Non luogo a procedere per Piffari
Reati prescritti per i bed&breakfast

Sul caso dei famosi bed&breakfast, il giudice Vito Di Vita ha deciso stamattina, mercoledì 13 luglio, il non luogo a procedere nei confronti di Sergio Piffari,ex parlamentare dell’Idv ed ex sindaco di Valbondione, in quanto il reato è estinto per intervenuta prescrizione. Ma si sapeva già.

L’ultimo episodio di presunta truffa che aveva resistito alla scure della prescrizione aveva cessato di essere perseguibile a fine ottobre, mentre i reati fiscali erano decaduti all’inizio del 2016. Sarebbe un inutile spreco di energie e risorse celebrare un dibattimento che inevitabilmente si sarebbe concluso con l’assoluzione degli imputati per intervenuta prescrizione: lo aveva anche detto una direttiva del presidente del tribunale Ezio Siniscalchi.

Così il giudice Di Vita nello scorso ottobre aveva aggiornato l’udienza del processo a carico di Piffari e di altre 5 persone proprio a oggi, quando tutti i reati sono finiti fuori tempo massimo. La vicenda riguarda i finanziamenti europei che Piffari e i suoi parenti avrebbero ottenuto, secondo l’accusa indebitamente, dalla Comunità Europea tramite la Regione per trasformare alcune abitazioni in altrettanti bed&breakfast a Lizzola, frazione di Valbondione. L’inchiesta era partita da un servizio di «Striscia la Notizia», trasmissione televisiva di Canale 5, allertata da una segnalazione.

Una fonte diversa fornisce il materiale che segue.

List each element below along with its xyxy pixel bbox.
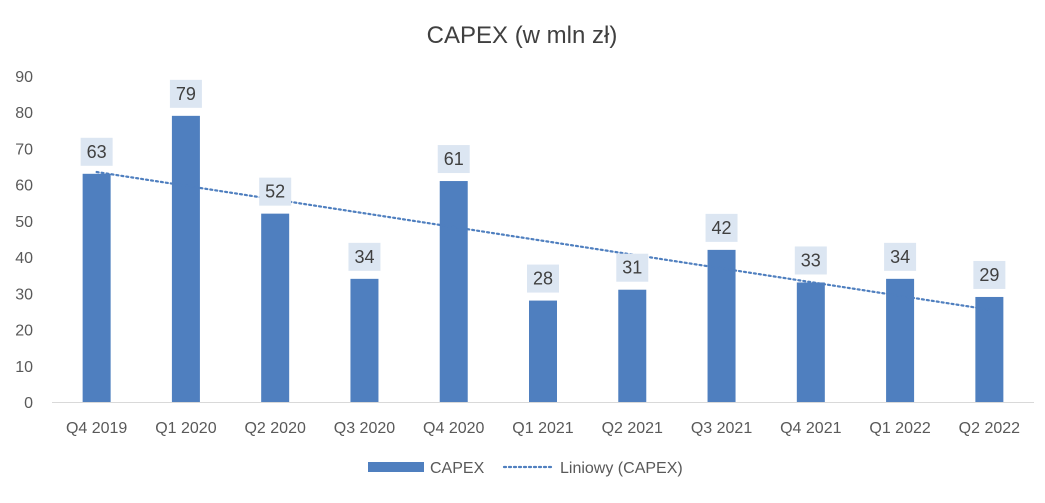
data-labels: 63 79 52 34 61 28 31 42 33 34 29 (80, 79, 1006, 293)
data-label-box (705, 213, 738, 242)
data-label: 52 (265, 182, 285, 202)
bar-series (82, 115, 1004, 402)
data-label: 63 (87, 142, 107, 162)
bar (529, 300, 557, 402)
x-tick-label: Q2 2021 (602, 420, 663, 437)
bar (975, 296, 1004, 402)
y-tick-label: 80 (15, 105, 33, 122)
data-label: 79 (176, 84, 196, 104)
legend: CAPEX Liniowy (CAPEX) (368, 460, 683, 477)
bar (439, 181, 468, 402)
bar (618, 289, 647, 402)
data-label-box (884, 242, 917, 271)
bar (707, 249, 736, 402)
x-tick-label: Q2 2020 (244, 420, 305, 437)
data-label: 34 (354, 247, 374, 267)
y-tick-label: 0 (24, 395, 33, 412)
data-label: 33 (801, 250, 821, 270)
y-tick-label: 40 (15, 250, 33, 267)
y-tick-label: 70 (15, 141, 33, 158)
data-label-box (527, 264, 559, 293)
legend-label-capex: CAPEX (430, 460, 485, 477)
y-tick-label: 10 (15, 359, 33, 376)
x-tick-label: Q1 2022 (869, 420, 930, 437)
bar (171, 115, 200, 402)
y-tick-label: 60 (15, 178, 33, 195)
data-label-box (794, 246, 827, 275)
y-tick-label: 90 (15, 69, 33, 86)
legend-label-trendline: Liniowy (CAPEX) (560, 460, 683, 477)
data-label-box (259, 177, 292, 206)
x-tick-label: Q3 2020 (334, 420, 395, 437)
x-tick-label: Q4 2020 (423, 420, 484, 437)
bar (350, 278, 379, 402)
data-label-box (437, 145, 470, 174)
data-label: 29 (979, 265, 999, 285)
bar (261, 213, 290, 402)
data-label-box (616, 253, 649, 282)
x-tick-label: Q2 2022 (959, 420, 1020, 437)
bar (82, 173, 111, 402)
y-tick-label: 30 (15, 286, 33, 303)
data-label: 42 (712, 218, 732, 238)
legend-swatch-capex (368, 462, 424, 472)
bar (886, 278, 915, 402)
x-tick-label: Q3 2021 (691, 420, 752, 437)
x-tick-label: Q4 2019 (66, 420, 127, 437)
y-tick-label: 50 (15, 214, 33, 231)
chart-title: CAPEX (w mln zł) (427, 22, 618, 49)
x-tick-label: Q4 2021 (780, 420, 841, 437)
data-label: 34 (890, 247, 910, 267)
x-axis: Q4 2019 Q1 2020 Q2 2020 Q3 2020 Q4 2020 Q1 20… (52, 402, 1034, 437)
y-tick-label: 20 (15, 323, 33, 340)
trendline-path (95, 170, 991, 311)
y-axis: 0 10 20 30 40 50 60 70 80 90 (15, 69, 33, 412)
trendline (95, 170, 991, 311)
data-label: 31 (622, 258, 642, 278)
x-tick-label: Q1 2020 (155, 420, 216, 437)
data-label-box (80, 137, 113, 166)
x-tick-label: Q1 2021 (512, 420, 573, 437)
bar (796, 282, 825, 402)
data-label: 28 (533, 269, 553, 289)
data-label-box (973, 260, 1006, 289)
data-label-box (348, 242, 381, 271)
data-label: 61 (444, 149, 464, 169)
data-label-box (169, 79, 202, 108)
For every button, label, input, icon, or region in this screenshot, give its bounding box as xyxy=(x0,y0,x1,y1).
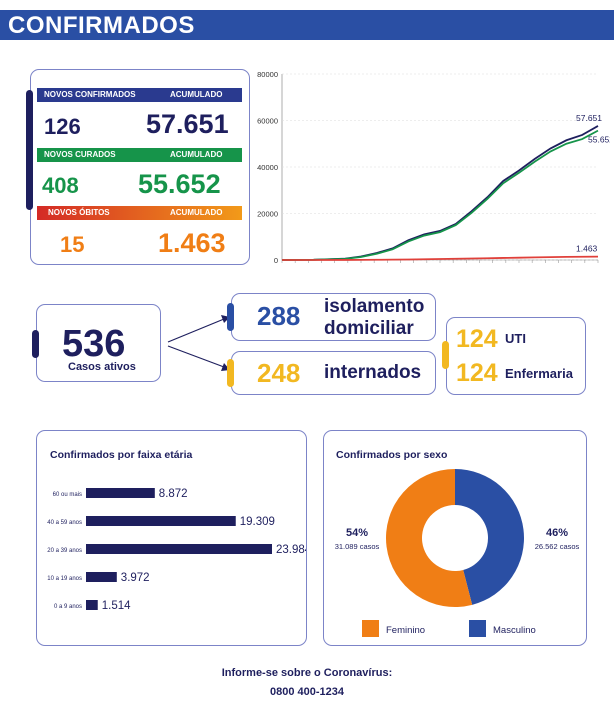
obitos-new: 15 xyxy=(60,232,85,257)
active-cases-card xyxy=(36,304,161,382)
donut-slice-masculino xyxy=(455,469,525,605)
y-tick-label: 20000 xyxy=(257,210,278,219)
internados-label: internados xyxy=(324,362,422,383)
legend-label-feminino: Feminino xyxy=(386,625,425,636)
obitos-label: NOVOS ÓBITOS xyxy=(48,208,110,217)
series-line-2 xyxy=(281,255,599,261)
confirmados-bar xyxy=(37,88,242,102)
isolamento-label-2: domiciliar xyxy=(324,318,414,339)
confirmados-acc: 57.651 xyxy=(146,109,229,139)
curados-label: NOVOS CURADOS xyxy=(44,150,116,159)
confirmados-acc-label: ACUMULADO xyxy=(170,90,223,99)
active-cases-accent xyxy=(32,330,39,358)
age-category-label: 20 a 39 anos xyxy=(47,548,82,554)
y-tick-label: 40000 xyxy=(257,163,278,172)
age-bar xyxy=(86,516,236,526)
footer-line-2: 0800 400-1234 xyxy=(269,686,344,698)
uti-label: UTI xyxy=(505,331,526,346)
series-end-label-2: 1.463 xyxy=(576,244,598,254)
sex-donut-chart: 54% 31.089 casos 46% 26.562 casos Feminino Ma… xyxy=(335,469,580,637)
arrow-to-isolamento xyxy=(167,318,225,343)
age-bar-value: 3.972 xyxy=(121,572,150,584)
legend-swatch-masculino xyxy=(469,620,486,637)
active-cases-value: 536 xyxy=(62,323,126,365)
enfermaria-label: Enfermaria xyxy=(505,366,573,381)
obitos-acc: 1.463 xyxy=(158,228,226,258)
enfermaria-value: 124 xyxy=(456,359,498,387)
age-bar-value: 23.984 xyxy=(276,544,306,556)
curados-acc-label: ACUMULADO xyxy=(170,150,223,159)
arrow-to-internados xyxy=(167,345,225,368)
active-cases-label: Casos ativos xyxy=(68,361,136,373)
series-end-label-0: 57.651 xyxy=(576,113,602,123)
flow-arrows xyxy=(167,315,230,371)
age-chart-card xyxy=(36,430,307,646)
series-line-0 xyxy=(281,125,599,261)
sex-chart-card xyxy=(323,430,587,646)
legend-label-masculino: Masculino xyxy=(493,625,536,636)
hospital-accent xyxy=(442,341,449,369)
age-bar xyxy=(86,488,155,498)
age-bar-value: 1.514 xyxy=(102,600,131,612)
y-tick-label: 0 xyxy=(274,256,278,265)
age-bar-chart: 60 ou mais 8.872 40 a 59 anos 19.309 20 a 39… xyxy=(47,488,306,612)
confirmados-new: 126 xyxy=(44,114,81,139)
series-end-label-1: 55.652 xyxy=(588,135,610,145)
obitos-acc-label: ACUMULADO xyxy=(170,208,223,217)
isolamento-label-1: isolamento xyxy=(324,296,425,317)
cumulative-line-chart: 0 20000 40000 60000 80000 57.651 55.652 1.463 xyxy=(257,70,610,265)
y-tick-label: 80000 xyxy=(257,70,278,79)
curados-bar xyxy=(37,148,242,162)
header-bar xyxy=(0,10,614,40)
y-tick-label: 60000 xyxy=(257,117,278,126)
hospital-card xyxy=(446,317,586,395)
age-bar-value: 8.872 xyxy=(159,488,188,500)
masculino-count: 26.562 casos xyxy=(535,542,580,551)
isolamento-accent xyxy=(227,303,234,331)
curados-acc: 55.652 xyxy=(138,169,221,199)
obitos-bar xyxy=(37,206,242,220)
uti-value: 124 xyxy=(456,325,498,353)
age-bar xyxy=(86,544,272,554)
donut-slice-feminino xyxy=(386,469,473,607)
internados-value: 248 xyxy=(257,358,301,388)
sex-chart-title: Confirmados por sexo xyxy=(336,449,448,461)
internados-accent xyxy=(227,359,234,387)
footer-line-1: Informe-se sobre o Coronavírus: xyxy=(221,667,393,679)
page-title: CONFIRMADOS xyxy=(8,12,195,39)
masculino-pct: 46% xyxy=(546,527,568,539)
age-bar-value: 19.309 xyxy=(240,516,275,528)
curados-new: 408 xyxy=(42,173,79,198)
isolamento-card xyxy=(231,293,436,341)
age-bar xyxy=(86,600,98,610)
age-chart-title: Confirmados por faixa etária xyxy=(50,449,193,461)
series-line-1 xyxy=(281,129,599,261)
age-category-label: 10 a 19 anos xyxy=(47,576,82,582)
age-category-label: 0 a 9 anos xyxy=(54,604,82,610)
age-category-label: 60 ou mais xyxy=(53,492,82,498)
isolamento-value: 288 xyxy=(257,301,301,331)
age-bar xyxy=(86,572,117,582)
internados-card xyxy=(231,351,436,395)
age-category-label: 40 a 59 anos xyxy=(47,520,82,526)
confirmados-label: NOVOS CONFIRMADOS xyxy=(44,90,136,99)
feminino-pct: 54% xyxy=(346,527,368,539)
summary-accent xyxy=(26,90,33,210)
legend-swatch-feminino xyxy=(362,620,379,637)
feminino-count: 31.089 casos xyxy=(335,542,380,551)
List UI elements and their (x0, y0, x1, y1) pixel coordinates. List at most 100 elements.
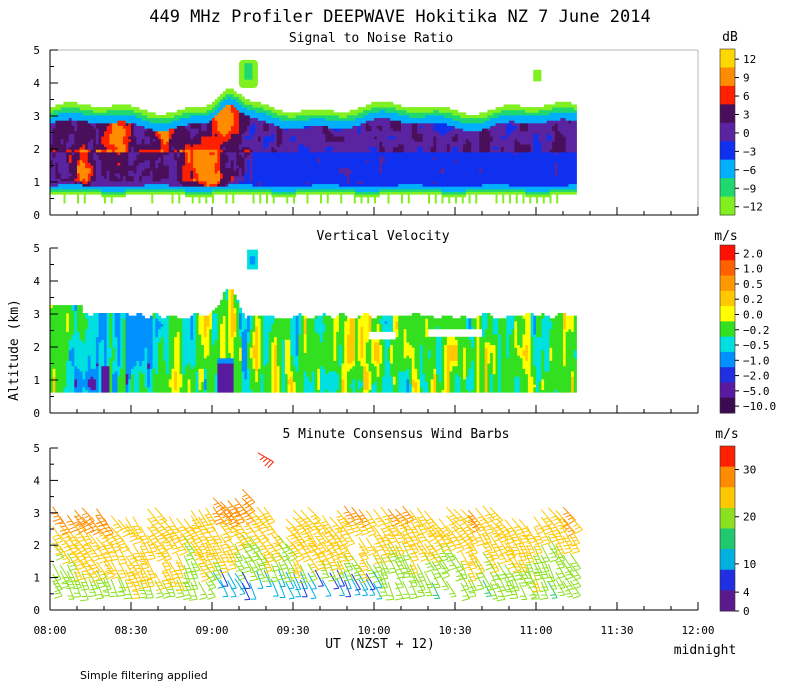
heatmap-cell (452, 115, 456, 121)
heatmap-cell (222, 291, 226, 317)
barb-flag (119, 558, 126, 561)
heatmap-cell (392, 104, 396, 108)
heatmap-cell (338, 365, 342, 393)
heatmap-cell (52, 305, 56, 369)
barb-flag (395, 586, 404, 590)
wind-barb (198, 581, 208, 600)
heatmap-cell (376, 107, 380, 113)
heatmap-cell (77, 149, 81, 153)
heatmap-cell (203, 357, 207, 369)
barb-flag (151, 522, 160, 527)
heatmap-cell (225, 183, 229, 187)
y-tick-label: 3 (33, 308, 40, 321)
heatmap-cell (133, 107, 137, 113)
barb-shaft (453, 508, 467, 523)
heatmap-cell (298, 334, 302, 393)
barb-flag (338, 537, 344, 540)
barb-flag (406, 519, 415, 525)
heatmap-cell (514, 125, 518, 129)
heatmap-cell (533, 365, 537, 385)
heatmap-cell (509, 133, 513, 153)
heatmap-cell (155, 183, 159, 190)
barb-shaft (285, 543, 298, 558)
barb-flag (361, 529, 368, 532)
heatmap-cell (522, 318, 526, 335)
barb-shaft (402, 505, 415, 521)
barb-flag (236, 568, 245, 572)
heatmap-cell (538, 315, 542, 338)
heatmap-cell (563, 313, 567, 330)
heatmap-cell (511, 191, 515, 195)
heatmap-cell (255, 117, 259, 153)
heatmap-cell (441, 336, 445, 390)
barb-flag (200, 593, 206, 596)
barb-flag (221, 543, 227, 546)
heatmap-cell (249, 117, 253, 126)
heatmap-cell (174, 191, 178, 195)
heatmap-cell (166, 165, 170, 179)
heatmap-cell (444, 336, 448, 346)
heatmap-cell (419, 386, 423, 393)
heatmap-cell (363, 194, 367, 198)
barb-flag (178, 526, 184, 529)
heatmap-cell (260, 315, 264, 375)
barb-flag (87, 520, 95, 526)
heatmap-cell (206, 122, 210, 137)
heatmap-cell (214, 313, 218, 340)
heatmap-cell (441, 173, 445, 187)
barb-shaft (103, 517, 114, 534)
heatmap-cell (228, 188, 232, 192)
heatmap-cell (144, 191, 148, 195)
colorbar-swatch (720, 85, 735, 105)
heatmap-cell (268, 141, 272, 153)
barb-flag (243, 569, 252, 574)
heatmap-cell (322, 109, 326, 116)
heatmap-cell (136, 112, 140, 119)
barb-flag (354, 574, 360, 577)
heatmap-cell (336, 315, 340, 332)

Dopo il filmato era scattato un accertamento da parte della Finanza: verificando la documentazione relativa sia ai fondi sia alle attività dei B&B, gli inquirenti avrebbero scoperto l’utilizzo di fatture alterate. In più, secondo le contestazioni, a Sergio Piffari sarebbe mancato il requisito della residenza a Lizzola, sede dell’attività.

Era il 2012 e già allora si intravedeva il rischio di prescrizione, essendo i fatti databili fra il 2006 e il 2007. Il pm Franco Bettini era riuscito a chiudere l’inchiesta e ad arrivare all’udienza preliminare nel 2014. In quella sede il gup Giovanni Petillo aveva dovuto falcidiare per intervenuta prescrizione gran parte dei capi di imputazione, tra cui quelli relativi a 4 richieste di fondi per un ammontare di 396.620 euro.

Avevano resistito solo una presunta truffa da 98.500 euro e una serie di reati fiscali dovuti alle false fatturazioni per i quali erano stati rinviati a giudizio, a vario titolo, lo stesso Piffari, la moglie Bernardina Semperboni, i due nipoti Laura Piffari e Dario Conti, e i due imprenditori Vittorio Bellini e Bernardo Piccini, accusati di aver emesso fatture false per consentire ai Piffari di dimostrare l’inizio dell’attività e di poter così partecipare al bando per i fondi. Gli indagati hanno sempre respinto le accuse.